The UK has seen three unelected prime ministers, two (also unelected...) monarchs and evergrowing greed from the richest people in the country, which they call cost of living crisis... Since when does it COST something to LIVE?
They say we're the most evolved species on the planet. Heck, they probably say that about us and the universe. The universe! How arrogant humans are! How can we be evolved and the pinnacle of life when we are the only species making life itself cost something? Even death is unaffordable.
My dog almost died in 2022. Ten days of utter misery. I sold a piece of my soul for him. He recovered. That piece went missing. Part of it is back. The rest? Never to return.
I almost gave up on everything. The business I had been building felt like it was not going anywhere. After all, the struggle is still my daily companion. Some bills are piling up, so others can get paid. Buying food is not always an option, but I keep the car on the road, so I can collect free food. It's become easier in 2022 and by the end, I was buying a lot more than collecting.

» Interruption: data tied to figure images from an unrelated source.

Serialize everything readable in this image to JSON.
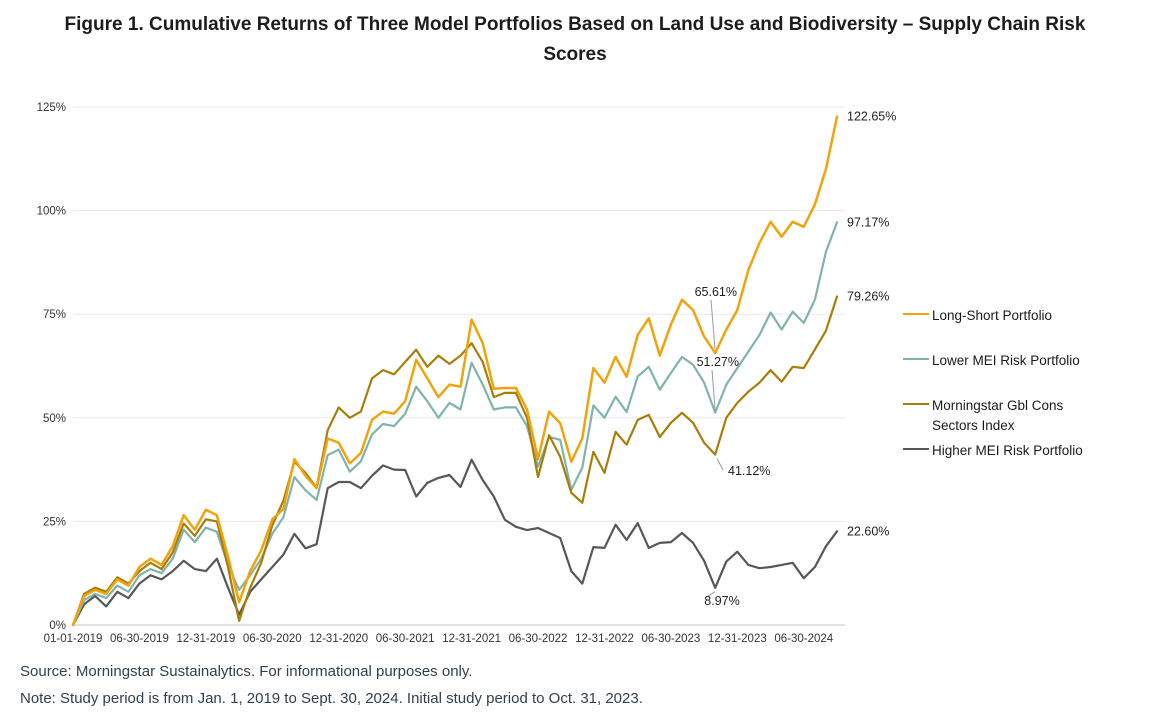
{
  "title": "Figure 1. Cumulative Returns of Three Model Portfolios Based on Land Use and Biodiversity – Supply Chain Risk Scores",
  "source_line": "Source: Morningstar Sustainalytics. For informational purposes only.",
  "note_line": "Note: Study period is from Jan. 1, 2019 to Sept. 30, 2024. Initial study period to Oct. 31, 2023.",
  "colors": {
    "long_short": "#F0A30D",
    "lower_mei": "#7EB4AC",
    "morningstar_index": "#A87D08",
    "higher_mei": "#55585A",
    "gridline": "#e8e8e8",
    "axis_line": "#c6c6c6",
    "tick_text": "#333333",
    "annotation_text": "#222222",
    "leader_line": "#9a9a9a"
  },
  "chart_data": {
    "type": "line",
    "title": "Cumulative Returns of Three Model Portfolios Based on Land Use and Biodiversity – Supply Chain Risk Scores",
    "x_unit": "monthly observations, months elapsed since 2019-01-01 (0) through 2024-09-30 (69)",
    "x_tick_labels": [
      "01-01-2019",
      "06-30-2019",
      "12-31-2019",
      "06-30-2020",
      "12-31-2020",
      "06-30-2021",
      "12-31-2021",
      "06-30-2022",
      "12-31-2022",
      "06-30-2023",
      "12-31-2023",
      "06-30-2024"
    ],
    "x_tick_months": [
      0,
      6,
      12,
      18,
      24,
      30,
      36,
      42,
      48,
      54,
      60,
      66
    ],
    "y_tick_labels": [
      "0%",
      "25%",
      "50%",
      "75%",
      "100%",
      "125%"
    ],
    "ylim": [
      0,
      125
    ],
    "grid": "horizontal",
    "legend_position": "right",
    "annotation_note": "values annotated at Oct. 31, 2023 (end of initial study period) and at final point Sept. 30, 2024",
    "series": [
      {
        "name": "Long-Short Portfolio",
        "color": "#F0A30D",
        "end_label": "122.65%",
        "annotation": {
          "text": "65.61%",
          "month": 58,
          "value": 65.61
        },
        "values": [
          0,
          7,
          8.5,
          7.5,
          11,
          9.5,
          14,
          16,
          14.5,
          19,
          26.5,
          23,
          27.8,
          26.5,
          16.5,
          5.5,
          13,
          18,
          25.5,
          28,
          40,
          36,
          33,
          45,
          44,
          39,
          41.5,
          49.5,
          51.5,
          51,
          54,
          64,
          59.5,
          55,
          58,
          57.5,
          73.7,
          68,
          57,
          57.2,
          57.2,
          52,
          40,
          51.5,
          48.7,
          39.4,
          45,
          62,
          58.5,
          64.7,
          59.9,
          70,
          74,
          65,
          72.5,
          78.5,
          76,
          69.6,
          65.61,
          71.3,
          76,
          85.7,
          92.2,
          97.3,
          93.7,
          97.3,
          96.1,
          101.5,
          110,
          122.65
        ]
      },
      {
        "name": "Lower MEI Risk Portfolio",
        "color": "#7EB4AC",
        "end_label": "97.17%",
        "annotation": {
          "text": "51.27%",
          "month": 58,
          "value": 51.27
        },
        "values": [
          0,
          6,
          7.5,
          6.5,
          9.5,
          8,
          12,
          13.5,
          12.5,
          16,
          23,
          20,
          23.5,
          22.5,
          14.5,
          8.5,
          12,
          16,
          22,
          26,
          35.7,
          32.5,
          30.2,
          41,
          42.3,
          37,
          39.5,
          46,
          48.5,
          48,
          51,
          57.5,
          54,
          50,
          53.6,
          52,
          63.3,
          58,
          52,
          52.5,
          52.5,
          48,
          38.2,
          45.4,
          44.7,
          32.6,
          38,
          53,
          50,
          55.1,
          51.4,
          60,
          62.3,
          56.8,
          60.8,
          64.7,
          62.8,
          58.5,
          51.27,
          58,
          62,
          66,
          70,
          75.4,
          71.3,
          75.6,
          72.9,
          78.5,
          90,
          97.17
        ]
      },
      {
        "name": "Morningstar Gbl Cons Sectors Index",
        "color": "#A87D08",
        "end_label": "79.26%",
        "annotation": {
          "text": "41.12%",
          "month": 58,
          "value": 41.12
        },
        "values": [
          0,
          7.5,
          9,
          8,
          11.5,
          10,
          13,
          15,
          13.5,
          17.5,
          24.5,
          21.5,
          25.5,
          25,
          14,
          1,
          9,
          15,
          24,
          30,
          39.4,
          36.7,
          33.1,
          47,
          52.5,
          50,
          51.5,
          59.5,
          61.5,
          60.5,
          63.5,
          66.4,
          62.3,
          65,
          63,
          65,
          68,
          63.5,
          55,
          56,
          56,
          50,
          35.7,
          45.8,
          40.6,
          31.9,
          29.5,
          41.8,
          36.7,
          46.6,
          43.5,
          49.5,
          50.7,
          45.4,
          48.8,
          51.2,
          48.8,
          44,
          41.12,
          50,
          53.6,
          56.3,
          58.5,
          61.5,
          58.7,
          62.3,
          62,
          66.5,
          71,
          79.26
        ]
      },
      {
        "name": "Higher MEI Risk Portfolio",
        "color": "#55585A",
        "end_label": "22.60%",
        "annotation": {
          "text": "8.97%",
          "month": 58,
          "value": 8.97
        },
        "values": [
          0,
          5,
          7,
          4.5,
          8,
          6.5,
          10,
          12,
          11,
          13,
          15.5,
          13.5,
          13,
          16,
          9,
          2.5,
          8,
          11,
          14,
          17,
          22,
          18.5,
          19.5,
          33,
          34.5,
          34.5,
          33,
          36,
          38.5,
          37.5,
          37.4,
          31,
          34.3,
          35.5,
          36.2,
          33.3,
          39.9,
          35,
          31,
          25.4,
          23.7,
          22.9,
          23.4,
          22.2,
          21,
          13,
          10,
          18.8,
          18.6,
          24.2,
          20.5,
          24.6,
          18.6,
          19.8,
          20,
          22.2,
          19.8,
          15.5,
          8.97,
          15.3,
          17.7,
          14.5,
          13.7,
          14,
          14.5,
          15,
          11.3,
          14,
          19,
          22.6
        ]
      }
    ]
  }
}
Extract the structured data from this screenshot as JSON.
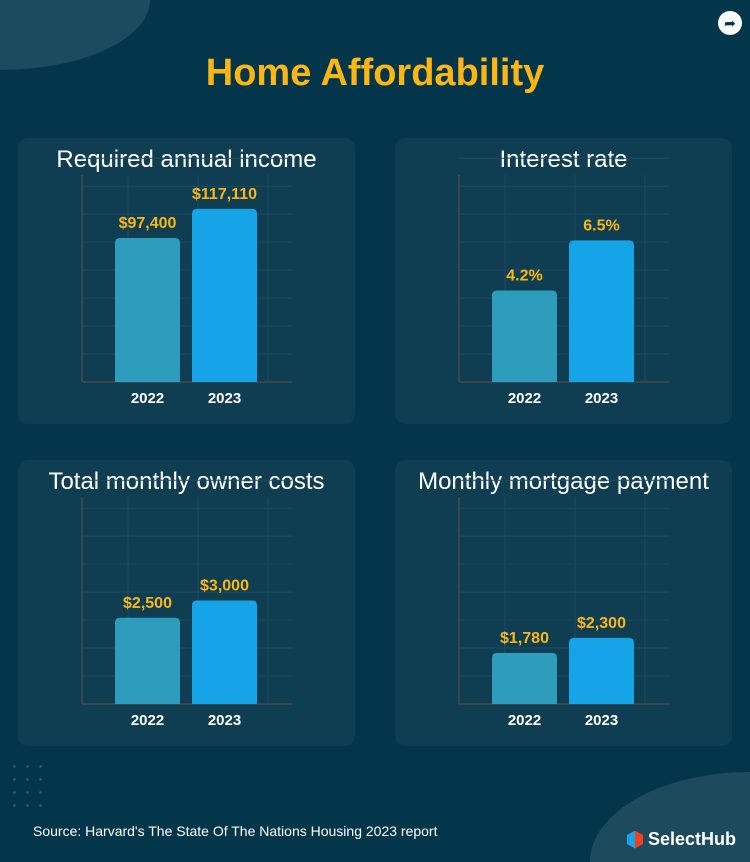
{
  "title": "Home Affordability",
  "source": "Source: Harvard's The State Of The Nations Housing 2023 report",
  "brand": "SelectHub",
  "share_icon": "share-arrow-icon",
  "colors": {
    "background": "#04364b",
    "panel": "#0f3d52",
    "title": "#fbb615",
    "bar_2022": "#2e9dbd",
    "bar_2023": "#15a4e8",
    "value_label": "#fbb615"
  },
  "chart_data": [
    {
      "type": "bar",
      "title": "Required annual income",
      "categories": [
        "2022",
        "2023"
      ],
      "values": [
        97400,
        117110
      ],
      "labels": [
        "$97,400",
        "$117,110"
      ],
      "ylim": [
        0,
        140000
      ],
      "grid": true
    },
    {
      "type": "bar",
      "title": "Interest rate",
      "categories": [
        "2022",
        "2023"
      ],
      "values": [
        4.2,
        6.5
      ],
      "labels": [
        "4.2%",
        "6.5%"
      ],
      "ylim": [
        0,
        9.5
      ],
      "grid": true
    },
    {
      "type": "bar",
      "title": "Total monthly owner costs",
      "categories": [
        "2022",
        "2023"
      ],
      "values": [
        2500,
        3000
      ],
      "labels": [
        "$2,500",
        "$3,000"
      ],
      "ylim": [
        0,
        6000
      ],
      "grid": true
    },
    {
      "type": "bar",
      "title": "Monthly mortgage payment",
      "categories": [
        "2022",
        "2023"
      ],
      "values": [
        1780,
        2300
      ],
      "labels": [
        "$1,780",
        "$2,300"
      ],
      "ylim": [
        0,
        7200
      ],
      "grid": true
    }
  ]
}
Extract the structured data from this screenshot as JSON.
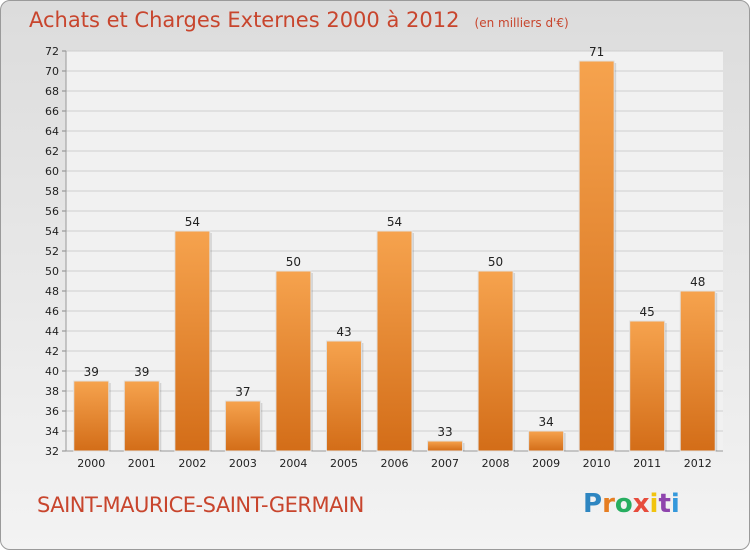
{
  "header": {
    "title": "Achats et Charges Externes 2000 à 2012",
    "unit": "(en milliers d'€)"
  },
  "footer": {
    "commune": "SAINT-MAURICE-SAINT-GERMAIN",
    "brand_letters": [
      {
        "char": "P",
        "color": "#2e86c1"
      },
      {
        "char": "r",
        "color": "#e67e22"
      },
      {
        "char": "o",
        "color": "#27ae60"
      },
      {
        "char": "x",
        "color": "#e74c3c"
      },
      {
        "char": "i",
        "color": "#f1c40f"
      },
      {
        "char": "t",
        "color": "#8e44ad"
      },
      {
        "char": "i",
        "color": "#3498db"
      }
    ]
  },
  "colors": {
    "bar_light": "#f6a34e",
    "bar_dark": "#d36d18",
    "grid": "#cfcfcf",
    "axis_text": "#222222"
  },
  "chart_data": {
    "type": "bar",
    "categories": [
      "2000",
      "2001",
      "2002",
      "2003",
      "2004",
      "2005",
      "2006",
      "2007",
      "2008",
      "2009",
      "2010",
      "2011",
      "2012"
    ],
    "values": [
      39,
      39,
      54,
      37,
      50,
      43,
      54,
      33,
      50,
      34,
      71,
      45,
      48
    ],
    "ylim": [
      32,
      72
    ],
    "yticks": [
      32,
      34,
      36,
      38,
      40,
      42,
      44,
      46,
      48,
      50,
      52,
      54,
      56,
      58,
      60,
      62,
      64,
      66,
      68,
      70,
      72
    ],
    "grid": true,
    "legend": "none"
  }
}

Still feels like a failure.
I have thoughts sometimes. To end it all. Wouldn't it be easier...? But then I remember how much I love life. How much I love MY life. How I was in that place, just a bit darker, years ago and how I got out of it. As much as I've suffered, there is a reason I'm here and I haven't fulfilled that mission yet. I will. In time. And then I'll go. At 111.
2022. A wild ride. In many ways, like the years before. In many other ways, so very different. I've grown as a person. I know what boundaries are now and how to assert them. It got rid of stale energy and made space for gorgeous new souls in my life. I know myself a lot better now. Away from societal expectations.
I feel good about the year ending and 2023 beginning. And I love what I've made of the past 365 days. I feel lucky and immensely grateful. Sending all my love to you out there. Going through it? You'll make it. Because you always get what you want if you set your mind to it. Go get it.